I am new to thrust (cuda) and I want to do some array operations but I don´t find any similar example on the internet.
I have following two arrays (2d):
a = { {1, 2, 3}, {4} }
b = { {5}, {6, 7} }
I want that thrust compute this array:
c = { {1, 2, 3, 5}, {1, 2, 3, 6, 7}, {1, 2, 3, 5}, {1, 2, 3, 6, 7} }
I know how it works in c/c++ but not how to say thrust to do it.
Here is my idea how it wohl maybe could work:
Thread 1:
Take a[0] -> expand it with b.
Write it to c.
Thread 2:
Take a[1] -> expand it with b.
Write it to c.
But I have no idea how to do that. I could write the array a and b to an 1d array like:
thrust::device_vector<int> dev_a;
dev_a.push_back(3); // size of first array
dev_a.push_back(1);
dev_a.push_back(2);
dev_a.push_back(3);
dev_a.push_back(1); // size of secound array
dev_a.push_back(4);
thrust::device_vector<int> dev_b;
dev_b.push_back(1); // size of first array
dev_b.push_back(5);
dev_b.push_back(2); // size of secound array
dev_b.push_back(6);
dev_b.push_back(7);
And the pseudo-function:
struct expand
{
__host__ __device__
?? ?? (const array ai, const array *b) {
for bi in b: // each array in the 2d array
{
c.push_back(bi[0] + ai[0]); // write down the array count
for i in ai: // each element in the ai array
c.push_back(i);
for i in bi: // each element in the bi array
c.push_back(i);
}
}
};
Anyone any idea?
I guess you won't get any speed increase on the GPU in such kind of operation since it needs a lot oo memory accesses - a slow operation on GPU.

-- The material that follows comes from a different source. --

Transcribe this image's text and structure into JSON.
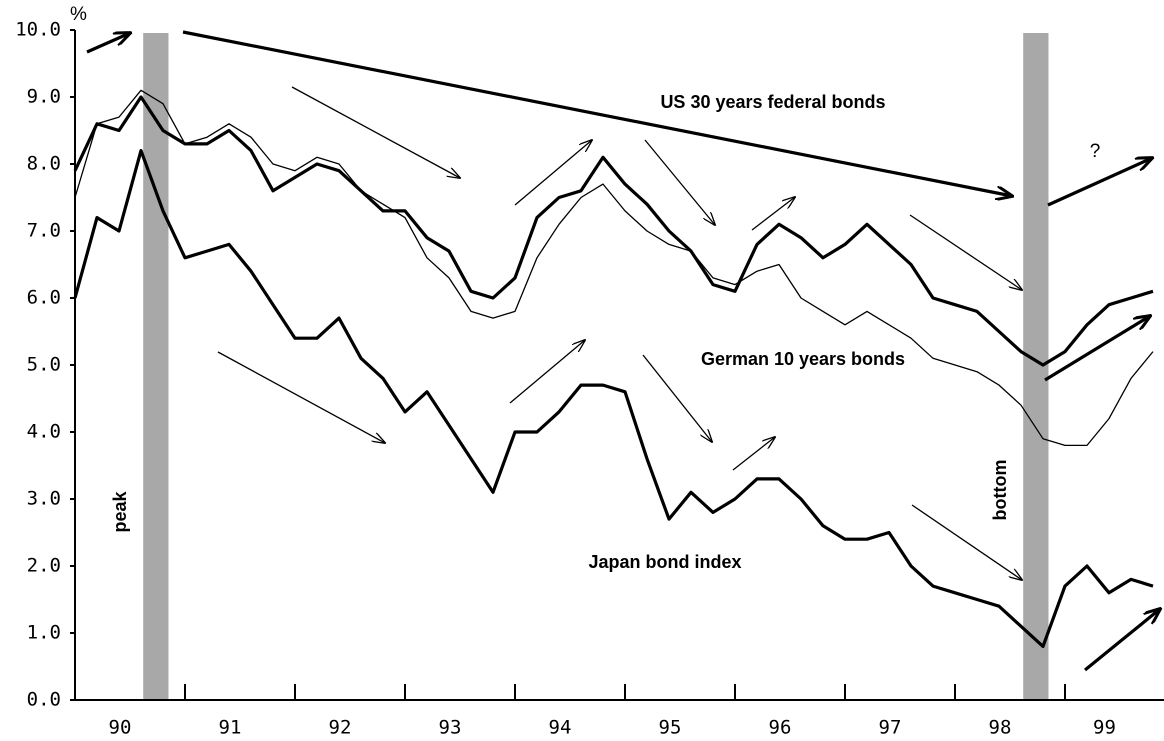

But if you anyway want to implement this:
I guess, for the reason I wrote previously, trust won't help you with ready-to-use algorithm. This means that you need to write your own kernel, however, you can leave memory management to thust.
It is always faster to create arrays in CPU memory and, when ready, copy the whole array to GPU. (CPU<->GPU copies are faster on long continiuos pieces of data)
Keep in mind that GPU runs hundreds of threads in parallel. Each thread need to know what to read and where to write.
Global memory operations are slow (300-400 clocks). Avoid thread reading the whole array from global memory to find out that it needed only the last few bytes.
So, as I can see you program.
Make your arrays 1D in a CPU memory look like this:
float array1[] = { 1, 2, 3, 4};
float array2[] = { 5, 6, 7};
int arr1offsets[] = {0, 2, 3, 1}; // position of the first element and length of subarray pairs
int arr2offsets[] = {0, 1, 1, 2};
Copy your arrays and offsets to GPU and allocate memory for result and it's offsets. I guess, you'll have to count max length of one joint subarray and allocate memory for the worst case.
Run the kernel.
Collect the results
The kernel may look like this (If I correctly understood your idea)
__global__ void kernel(float* arr1, int* arr1offset,
float* arr2, int* arr2offset,
float* result, int* resultoffset)
{
int idx = threadIdx.x+ blockDim.x*blockIdx.x;
int a1beg = arr1offset[Idx*2];
int a2beg = arr2offset[Idx*2];
int a1len = arr1offset[Idx*2+1];
int a2len = arr2offset[Idx*2+1];
resultoffset[idx*2] = idx*MAX_SUBARRAY_LEN;
resultoffset[idx*2+1] = a1len+a2len;
for (int k = 0; k < a1len; ++k) result[idx*MAX_SUBARRAY_LEN+k] = arr1[a1beg+k];
for (int k = 0; k < a2len; ++k) result[idx*MAX_SUBARRAY_LEN+a1len+k] = arr2[a2beg+k];
}
This code is not perfect, but should do the right thing.